We tolerated the foils for a time, and eventually they faded into the background. If we opened a foil, cool it was again useful trade fodder. Fortunately, nonfoil rares could still be quite valuable and worth opening in a booster pack.

Fast forward to October 2008, almost a decade later, and Wizards of the Coast introduced the first mythic rare in Shards of Alara. Now there was a card that was even harder to open than a rare! Add on the fact that mythic rares could also have foils, and you began to sense the rarity dilution going on. No longer were rares the super-hard-to-find chase thing. At least the booster packs still only had one rare or one mythic rare per pack, so there was a limited occurrence of both ensuring card values didn’t plummet. Stoneforge Mystic and Ignoble Hierarch were both quite valuable during their time in Standard despite being printed at rare instead of mythic rare. Don’t forget Fetch Lands, which were also always worth at least $8-$10 as rares.

Skipping Ahead

Even throughout the early 2010’s, the addition of rarity indicators, foils, and mythic rares didn’t dilute card values too badly. But something happened over the past few years that really destroyed new card values. Suddenly, it feels like so many versions of a card exist that just having a base printing of a given rare isn’t special anymore. I am reminded of what that Pokémon card buyer told us the other day, as it also pertains to new Magic sets. [With very few exceptions] a Magic card needs to look valuable to truly be valuable.
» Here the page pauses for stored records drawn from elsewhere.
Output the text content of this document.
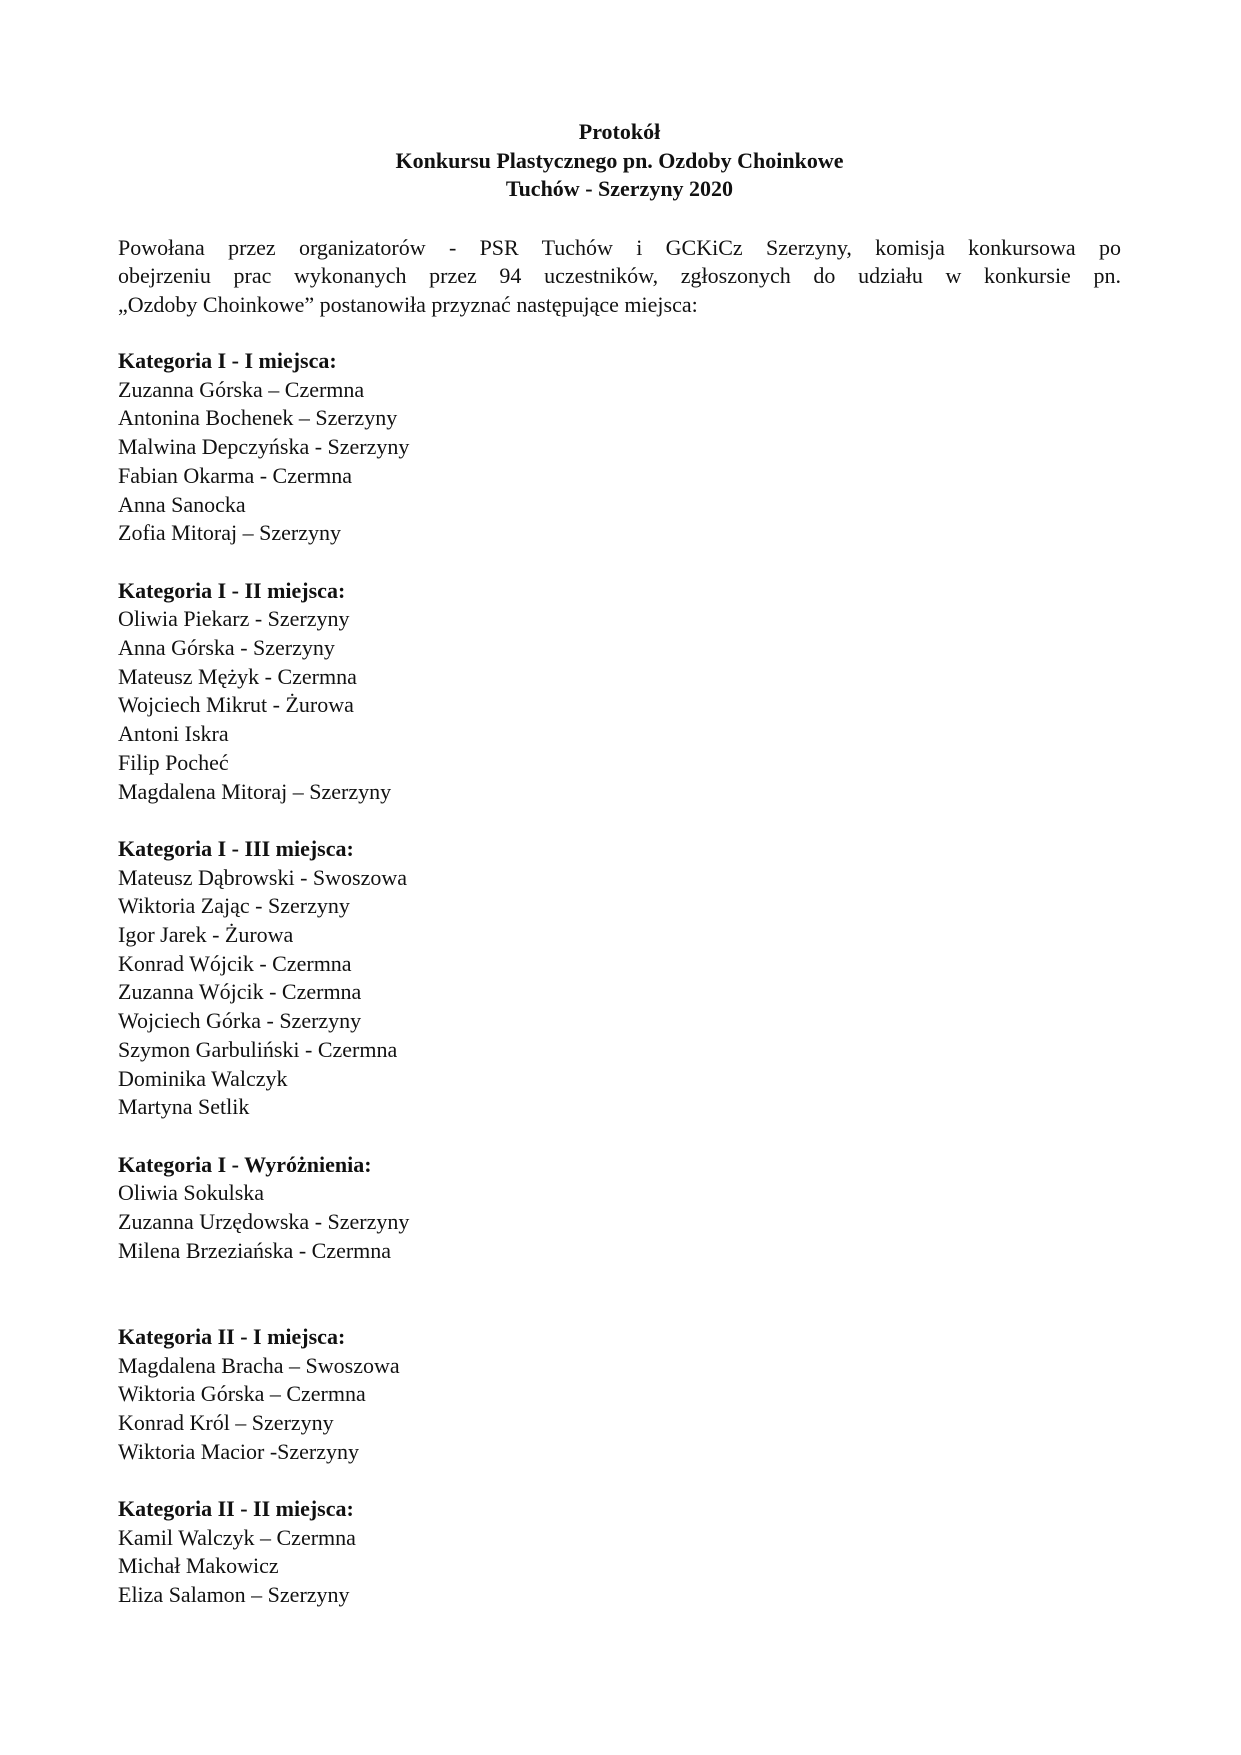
Protokół
Konkursu Plastycznego pn. Ozdoby Choinkowe
Tuchów - Szerzyny 2020
Powołana przez organizatorów - PSR Tuchów i GCKiCz Szerzyny, komisja konkursowa po
obejrzeniu prac wykonanych przez 94 uczestników, zgłoszonych do udziału w konkursie pn.
„Ozdoby Choinkowe” postanowiła przyznać następujące miejsca:
Kategoria I - I miejsca:
Zuzanna Górska – Czermna
Antonina Bochenek – Szerzyny
Malwina Depczyńska - Szerzyny
Fabian Okarma - Czermna
Anna Sanocka
Zofia Mitoraj – Szerzyny
Kategoria I - II miejsca:
Oliwia Piekarz - Szerzyny
Anna Górska - Szerzyny
Mateusz Mężyk - Czermna
Wojciech Mikrut - Żurowa
Antoni Iskra
Filip Pocheć
Magdalena Mitoraj – Szerzyny
Kategoria I - III miejsca:
Mateusz Dąbrowski - Swoszowa
Wiktoria Zając - Szerzyny
Igor Jarek - Żurowa
Konrad Wójcik - Czermna
Zuzanna Wójcik - Czermna
Wojciech Górka - Szerzyny
Szymon Garbuliński - Czermna
Dominika Walczyk
Martyna Setlik
Kategoria I - Wyróżnienia:
Oliwia Sokulska
Zuzanna Urzędowska - Szerzyny
Milena Brzeziańska - Czermna
Kategoria II - I miejsca:
Magdalena Bracha – Swoszowa
Wiktoria Górska – Czermna
Konrad Król – Szerzyny
Wiktoria Macior -Szerzyny
Kategoria II - II miejsca:
Kamil Walczyk – Czermna
Michał Makowicz
Eliza Salamon – Szerzyny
Could you open a Boseiju, Who Endures and have a $20 card on your hand?


Yes, I’ll concede this point. But it is the exception and not the rule. Out of the 59 base rares in the set, only 4 of them can be sold to Card Kingdom to cover the price of the booster pack they’re opened within ($4). That 7% hit rate is hardly inspiring, and this is a brand new set where card prices are still a little inflated. The most valuable rare you can open from Strixhaven is Wandering Archaic // Explore the Vastlands—with a $4.70 buy price, it’s the only non-foil, non-special rare you can open from this set that will pay for the booster pack. Prismari Command is close, at $3.70.

No, opening a normal-looking, boring regular rare isn’t worth what it used to be. You really need to find that special looking, alternate art, foil, borderless, etched or whatever special printing of a card to know if you have something special.

Since when did Magic become Pokémon?

Wrapping It Up

The tone of this article may be a touch on the negative side, and I’ll admit this is partly due to the underwhelming nature of my pulls during last weekend’s pack wars. When I open three rares in a set, I expect to have a little more value amongst the cards—no such luck.

I’ll end on a positive note. While these cards may not all look like Magic cards, at least they still play like them. My son and I had a lot of fun shuffling up unknown cards from Magic’s most recent sets to battle. Even though the mechanics were foreign to me, they were intuitive enough to facilitate enjoyable gameplay (although I did get tired of rolling D-20’s over and over again when I played with Adventures of the Forgotten Realms). Foretell was a little bit too advanced a concept for my son, as well, but I am sure he would have picked it up the second time he saw the ability.

My conclusion after last weekend’s experience: if you like buying scratch-off tickets in the hopes of winning some real money, then modern day Magic booster packs are just the thing for you. They’re like modern day Pokemon packs, in that opening a flashy, special looking rare is your best bet to open something of value. The majority of base, normal printings of rares just can't compete anymore.

If, on the other hand, you’re into Magic for the game, then forego the paper stuff and stick to playing digitally. There’s no pack wars (yet) on Arena, but it’d be simple enough to facilitate and could be a good deal of fun. Other than that, as long as you’re looking for a weekend of casual play, nothing beats the price of free. No shuffling or manual rolling of D-20’s required.